It is simple to get a StorageStreamDownloader using the azure.storage.blob package:
from azure.storage.blob import BlobServiceClient
blob_service_client = BlobServiceClient.from_connection_string("my azure connection string")
container_client = blob_service_client.get_container_client("my azure container name")
blob_client = container_client.get_blob_client("my azure file name")
storage_stream_downloader = blob_client.download_blob()
and it is simple to process a file-like object, or more specifically, I think, a string-returning iterator (or the file path of the object) in the csv package:
import csv
from io import StringIO
 
csv_string = """col1, col2
a,b
c,d"""
with StringIO(csv_string) as csv_file:
  for row in csv.reader(csv_file):
    print(row) # or rather whatever I actually want to do on a row by row basis, e.g. ascertain that the file contains a row that meets a certain condition
What I'm struggling with is getting the streaming data from my StorageStreamDownloader into csv.reader() in such a way that I can process each line as it arrives rather than waiting for the whole file to download.

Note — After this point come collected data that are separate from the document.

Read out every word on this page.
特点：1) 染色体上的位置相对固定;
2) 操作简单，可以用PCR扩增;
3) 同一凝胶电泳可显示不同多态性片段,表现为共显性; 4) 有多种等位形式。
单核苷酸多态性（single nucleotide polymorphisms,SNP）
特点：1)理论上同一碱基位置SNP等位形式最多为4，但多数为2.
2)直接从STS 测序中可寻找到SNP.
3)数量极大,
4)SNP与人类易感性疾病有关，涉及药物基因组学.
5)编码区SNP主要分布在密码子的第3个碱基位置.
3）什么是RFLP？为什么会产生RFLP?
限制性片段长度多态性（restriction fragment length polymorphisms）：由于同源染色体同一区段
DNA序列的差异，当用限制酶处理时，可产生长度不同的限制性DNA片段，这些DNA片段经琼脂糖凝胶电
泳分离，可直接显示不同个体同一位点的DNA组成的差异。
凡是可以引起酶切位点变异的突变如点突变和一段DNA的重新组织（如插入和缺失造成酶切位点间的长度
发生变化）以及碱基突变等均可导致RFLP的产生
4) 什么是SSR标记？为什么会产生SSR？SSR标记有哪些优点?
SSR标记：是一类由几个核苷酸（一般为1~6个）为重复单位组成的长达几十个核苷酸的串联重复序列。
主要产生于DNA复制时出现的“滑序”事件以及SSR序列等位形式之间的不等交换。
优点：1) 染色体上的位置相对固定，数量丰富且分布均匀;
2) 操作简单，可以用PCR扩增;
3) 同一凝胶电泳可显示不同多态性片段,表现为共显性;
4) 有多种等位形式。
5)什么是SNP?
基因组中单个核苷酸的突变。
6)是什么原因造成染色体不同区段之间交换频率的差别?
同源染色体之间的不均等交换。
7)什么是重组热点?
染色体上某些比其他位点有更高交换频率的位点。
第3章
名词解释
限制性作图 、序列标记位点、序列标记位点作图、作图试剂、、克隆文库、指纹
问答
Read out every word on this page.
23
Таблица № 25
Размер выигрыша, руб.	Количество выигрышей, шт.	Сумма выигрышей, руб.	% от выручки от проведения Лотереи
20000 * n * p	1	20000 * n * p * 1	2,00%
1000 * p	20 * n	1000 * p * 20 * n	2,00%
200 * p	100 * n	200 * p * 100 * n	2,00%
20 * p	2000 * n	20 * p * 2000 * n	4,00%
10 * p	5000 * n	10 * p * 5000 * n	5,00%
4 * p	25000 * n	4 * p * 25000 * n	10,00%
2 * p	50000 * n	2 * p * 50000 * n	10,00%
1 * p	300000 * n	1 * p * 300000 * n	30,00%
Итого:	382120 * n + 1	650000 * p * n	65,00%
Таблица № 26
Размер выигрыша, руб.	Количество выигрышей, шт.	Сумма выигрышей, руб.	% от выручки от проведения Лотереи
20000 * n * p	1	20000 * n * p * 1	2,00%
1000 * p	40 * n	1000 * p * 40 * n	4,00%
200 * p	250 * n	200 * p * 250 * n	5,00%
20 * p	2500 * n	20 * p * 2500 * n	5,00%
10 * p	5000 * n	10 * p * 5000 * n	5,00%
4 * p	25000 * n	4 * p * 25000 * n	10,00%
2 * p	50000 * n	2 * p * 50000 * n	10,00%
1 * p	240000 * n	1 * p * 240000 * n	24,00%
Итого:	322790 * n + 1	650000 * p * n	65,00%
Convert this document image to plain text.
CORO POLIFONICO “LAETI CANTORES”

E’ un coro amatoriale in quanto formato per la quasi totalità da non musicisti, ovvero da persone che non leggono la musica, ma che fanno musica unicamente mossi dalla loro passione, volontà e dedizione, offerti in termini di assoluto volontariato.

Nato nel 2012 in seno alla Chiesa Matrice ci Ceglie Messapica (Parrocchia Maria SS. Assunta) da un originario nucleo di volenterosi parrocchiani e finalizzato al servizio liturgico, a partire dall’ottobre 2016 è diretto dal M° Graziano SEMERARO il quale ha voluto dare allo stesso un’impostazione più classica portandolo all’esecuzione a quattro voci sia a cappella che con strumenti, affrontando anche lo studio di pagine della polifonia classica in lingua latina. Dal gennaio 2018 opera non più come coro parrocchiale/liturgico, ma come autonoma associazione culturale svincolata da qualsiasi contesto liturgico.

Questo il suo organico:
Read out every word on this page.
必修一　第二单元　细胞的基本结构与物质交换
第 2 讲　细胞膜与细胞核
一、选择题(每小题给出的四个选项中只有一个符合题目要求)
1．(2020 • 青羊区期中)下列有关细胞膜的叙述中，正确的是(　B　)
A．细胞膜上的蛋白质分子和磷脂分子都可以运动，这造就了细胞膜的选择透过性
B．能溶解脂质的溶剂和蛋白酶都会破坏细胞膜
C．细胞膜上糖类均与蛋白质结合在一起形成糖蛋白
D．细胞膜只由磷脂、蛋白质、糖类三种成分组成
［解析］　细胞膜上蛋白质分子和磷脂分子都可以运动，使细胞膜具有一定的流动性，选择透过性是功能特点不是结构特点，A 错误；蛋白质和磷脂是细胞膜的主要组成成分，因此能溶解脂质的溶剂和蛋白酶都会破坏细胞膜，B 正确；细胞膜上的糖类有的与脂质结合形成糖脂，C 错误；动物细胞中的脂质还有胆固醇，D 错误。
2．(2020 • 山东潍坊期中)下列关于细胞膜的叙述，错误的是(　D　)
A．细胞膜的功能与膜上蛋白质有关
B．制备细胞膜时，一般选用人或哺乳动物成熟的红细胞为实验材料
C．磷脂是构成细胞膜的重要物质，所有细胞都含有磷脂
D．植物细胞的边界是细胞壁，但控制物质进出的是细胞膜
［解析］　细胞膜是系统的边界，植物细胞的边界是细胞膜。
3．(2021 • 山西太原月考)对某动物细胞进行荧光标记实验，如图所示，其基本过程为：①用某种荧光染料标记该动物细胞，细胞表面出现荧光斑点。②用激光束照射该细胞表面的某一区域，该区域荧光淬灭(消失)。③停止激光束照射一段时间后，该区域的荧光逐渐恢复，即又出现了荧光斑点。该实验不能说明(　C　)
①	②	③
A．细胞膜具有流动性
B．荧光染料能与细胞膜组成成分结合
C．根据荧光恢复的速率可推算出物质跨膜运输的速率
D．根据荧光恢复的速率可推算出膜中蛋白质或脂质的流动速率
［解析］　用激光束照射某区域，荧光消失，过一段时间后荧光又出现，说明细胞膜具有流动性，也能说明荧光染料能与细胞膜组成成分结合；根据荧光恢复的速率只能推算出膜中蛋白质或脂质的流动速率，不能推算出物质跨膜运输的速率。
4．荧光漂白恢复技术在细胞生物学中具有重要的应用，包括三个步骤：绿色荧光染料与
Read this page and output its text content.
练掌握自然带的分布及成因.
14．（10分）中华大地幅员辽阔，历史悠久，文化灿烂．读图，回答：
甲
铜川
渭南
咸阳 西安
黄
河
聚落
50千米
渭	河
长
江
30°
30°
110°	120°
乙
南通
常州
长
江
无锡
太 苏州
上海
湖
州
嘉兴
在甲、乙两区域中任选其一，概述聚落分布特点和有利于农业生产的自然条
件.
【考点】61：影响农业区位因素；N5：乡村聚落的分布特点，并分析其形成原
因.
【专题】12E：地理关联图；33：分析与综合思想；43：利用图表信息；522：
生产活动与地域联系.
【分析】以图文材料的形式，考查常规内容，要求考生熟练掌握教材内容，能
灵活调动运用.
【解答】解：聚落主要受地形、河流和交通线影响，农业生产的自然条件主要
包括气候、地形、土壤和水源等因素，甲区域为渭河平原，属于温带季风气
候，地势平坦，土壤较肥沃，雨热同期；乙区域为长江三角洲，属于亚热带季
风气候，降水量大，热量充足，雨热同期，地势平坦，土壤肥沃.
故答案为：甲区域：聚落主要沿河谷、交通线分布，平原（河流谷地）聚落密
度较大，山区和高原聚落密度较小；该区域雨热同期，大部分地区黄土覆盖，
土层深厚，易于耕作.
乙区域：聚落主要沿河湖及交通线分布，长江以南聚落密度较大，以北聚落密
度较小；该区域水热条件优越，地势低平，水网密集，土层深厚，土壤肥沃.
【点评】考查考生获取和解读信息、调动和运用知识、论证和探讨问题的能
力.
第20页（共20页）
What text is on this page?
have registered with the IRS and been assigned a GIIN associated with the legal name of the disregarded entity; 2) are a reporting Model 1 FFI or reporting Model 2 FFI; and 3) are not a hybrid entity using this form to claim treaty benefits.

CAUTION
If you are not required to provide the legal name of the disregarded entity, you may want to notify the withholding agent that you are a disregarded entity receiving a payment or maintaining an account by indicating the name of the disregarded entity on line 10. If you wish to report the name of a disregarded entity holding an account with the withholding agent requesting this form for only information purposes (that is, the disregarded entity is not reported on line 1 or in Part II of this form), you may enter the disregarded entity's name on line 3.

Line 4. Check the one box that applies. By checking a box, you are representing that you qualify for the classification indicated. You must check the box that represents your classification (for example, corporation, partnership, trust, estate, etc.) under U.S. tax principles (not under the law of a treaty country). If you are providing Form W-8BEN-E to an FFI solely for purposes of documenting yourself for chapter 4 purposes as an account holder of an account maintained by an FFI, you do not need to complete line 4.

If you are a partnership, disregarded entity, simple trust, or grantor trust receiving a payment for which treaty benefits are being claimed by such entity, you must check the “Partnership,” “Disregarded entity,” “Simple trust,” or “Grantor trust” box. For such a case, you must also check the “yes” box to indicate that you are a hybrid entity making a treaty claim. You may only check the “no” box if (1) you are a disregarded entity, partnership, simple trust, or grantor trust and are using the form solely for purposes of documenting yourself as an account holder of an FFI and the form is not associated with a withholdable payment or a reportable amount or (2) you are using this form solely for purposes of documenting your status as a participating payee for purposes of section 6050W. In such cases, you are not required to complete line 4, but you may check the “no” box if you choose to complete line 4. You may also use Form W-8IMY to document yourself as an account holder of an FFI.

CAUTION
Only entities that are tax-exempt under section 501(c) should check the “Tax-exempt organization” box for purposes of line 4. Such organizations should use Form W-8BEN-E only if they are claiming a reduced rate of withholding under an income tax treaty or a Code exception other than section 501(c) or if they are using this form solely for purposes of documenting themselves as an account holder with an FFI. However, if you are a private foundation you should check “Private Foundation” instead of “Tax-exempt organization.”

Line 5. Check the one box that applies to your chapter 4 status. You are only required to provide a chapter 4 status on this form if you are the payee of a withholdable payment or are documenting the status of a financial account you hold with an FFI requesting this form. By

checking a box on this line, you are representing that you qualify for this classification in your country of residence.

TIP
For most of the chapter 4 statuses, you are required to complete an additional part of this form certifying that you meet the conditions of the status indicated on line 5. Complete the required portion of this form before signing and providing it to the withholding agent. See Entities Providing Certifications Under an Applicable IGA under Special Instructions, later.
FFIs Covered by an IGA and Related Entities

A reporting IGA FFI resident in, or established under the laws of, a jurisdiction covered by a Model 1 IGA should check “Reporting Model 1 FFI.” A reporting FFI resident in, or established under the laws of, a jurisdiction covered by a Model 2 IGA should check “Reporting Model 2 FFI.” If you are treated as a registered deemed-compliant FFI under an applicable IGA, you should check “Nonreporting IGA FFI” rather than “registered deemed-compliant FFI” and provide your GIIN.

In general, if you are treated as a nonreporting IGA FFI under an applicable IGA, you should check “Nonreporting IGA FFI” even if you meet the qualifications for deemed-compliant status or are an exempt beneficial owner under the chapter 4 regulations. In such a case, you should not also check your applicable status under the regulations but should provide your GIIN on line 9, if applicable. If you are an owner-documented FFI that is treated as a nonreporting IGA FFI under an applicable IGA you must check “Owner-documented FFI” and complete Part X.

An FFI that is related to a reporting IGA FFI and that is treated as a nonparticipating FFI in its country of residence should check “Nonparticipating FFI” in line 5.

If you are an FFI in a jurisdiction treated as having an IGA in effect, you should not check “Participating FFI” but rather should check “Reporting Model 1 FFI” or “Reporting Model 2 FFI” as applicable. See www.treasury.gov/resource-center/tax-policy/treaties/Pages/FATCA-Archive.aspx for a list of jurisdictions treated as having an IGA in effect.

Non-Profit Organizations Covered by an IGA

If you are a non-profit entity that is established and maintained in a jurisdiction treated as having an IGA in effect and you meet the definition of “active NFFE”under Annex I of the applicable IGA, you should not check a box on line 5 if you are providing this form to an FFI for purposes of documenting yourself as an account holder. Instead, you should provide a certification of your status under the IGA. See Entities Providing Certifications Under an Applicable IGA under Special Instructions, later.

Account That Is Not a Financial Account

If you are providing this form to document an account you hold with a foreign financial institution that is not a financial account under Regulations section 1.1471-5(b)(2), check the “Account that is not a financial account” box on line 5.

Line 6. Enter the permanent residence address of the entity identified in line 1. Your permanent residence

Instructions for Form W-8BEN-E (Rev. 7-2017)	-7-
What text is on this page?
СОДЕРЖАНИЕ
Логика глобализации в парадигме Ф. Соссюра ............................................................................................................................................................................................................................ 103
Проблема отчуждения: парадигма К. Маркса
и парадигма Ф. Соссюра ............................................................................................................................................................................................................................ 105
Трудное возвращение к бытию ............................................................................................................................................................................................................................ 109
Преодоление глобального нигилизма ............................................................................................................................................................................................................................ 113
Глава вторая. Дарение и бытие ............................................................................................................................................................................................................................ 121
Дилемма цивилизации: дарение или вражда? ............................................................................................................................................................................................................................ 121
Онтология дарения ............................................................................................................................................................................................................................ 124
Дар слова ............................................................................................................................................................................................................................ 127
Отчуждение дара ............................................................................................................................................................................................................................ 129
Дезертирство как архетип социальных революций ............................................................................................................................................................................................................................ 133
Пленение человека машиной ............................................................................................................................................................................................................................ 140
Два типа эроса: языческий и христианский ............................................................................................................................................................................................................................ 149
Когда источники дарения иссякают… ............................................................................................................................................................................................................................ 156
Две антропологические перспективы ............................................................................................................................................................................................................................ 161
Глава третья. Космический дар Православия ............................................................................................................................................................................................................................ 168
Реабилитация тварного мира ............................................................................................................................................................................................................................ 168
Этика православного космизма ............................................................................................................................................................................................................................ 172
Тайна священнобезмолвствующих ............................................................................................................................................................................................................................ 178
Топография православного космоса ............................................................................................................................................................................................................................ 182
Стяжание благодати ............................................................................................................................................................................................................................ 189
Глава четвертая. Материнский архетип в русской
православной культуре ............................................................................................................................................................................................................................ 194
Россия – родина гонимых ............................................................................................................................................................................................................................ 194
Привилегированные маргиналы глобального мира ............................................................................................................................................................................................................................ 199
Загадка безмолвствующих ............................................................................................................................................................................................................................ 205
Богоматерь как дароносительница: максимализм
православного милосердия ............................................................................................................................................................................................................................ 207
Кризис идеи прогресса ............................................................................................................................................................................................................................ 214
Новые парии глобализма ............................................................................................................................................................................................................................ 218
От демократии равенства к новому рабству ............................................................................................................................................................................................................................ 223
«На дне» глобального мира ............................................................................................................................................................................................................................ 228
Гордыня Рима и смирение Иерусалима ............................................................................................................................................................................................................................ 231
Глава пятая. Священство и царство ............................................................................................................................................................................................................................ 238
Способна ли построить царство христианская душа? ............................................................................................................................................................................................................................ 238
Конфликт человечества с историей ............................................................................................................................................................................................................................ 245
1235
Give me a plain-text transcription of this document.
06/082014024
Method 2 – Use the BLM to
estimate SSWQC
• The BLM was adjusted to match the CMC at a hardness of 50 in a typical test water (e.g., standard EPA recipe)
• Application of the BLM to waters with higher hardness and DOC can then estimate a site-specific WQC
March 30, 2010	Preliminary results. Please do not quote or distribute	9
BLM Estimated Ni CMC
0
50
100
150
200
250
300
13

The Microsoft docs strike me as a little underwritten by their standards (the chunks() method has no annotation?) but I see there is a readinto() method for reading into a stream.  I have tried reading into a BytesIO stream but cannot work out how to get the data out into csv.reader() without just outputting the buffer to a new file and reading that file.  This all strikes me as a thing that should be doable but I'm probably missing something obvious conceptually, perhaps to do with itertools or asyncio, or perhaps I'm just using the wrong csv tool for my needs?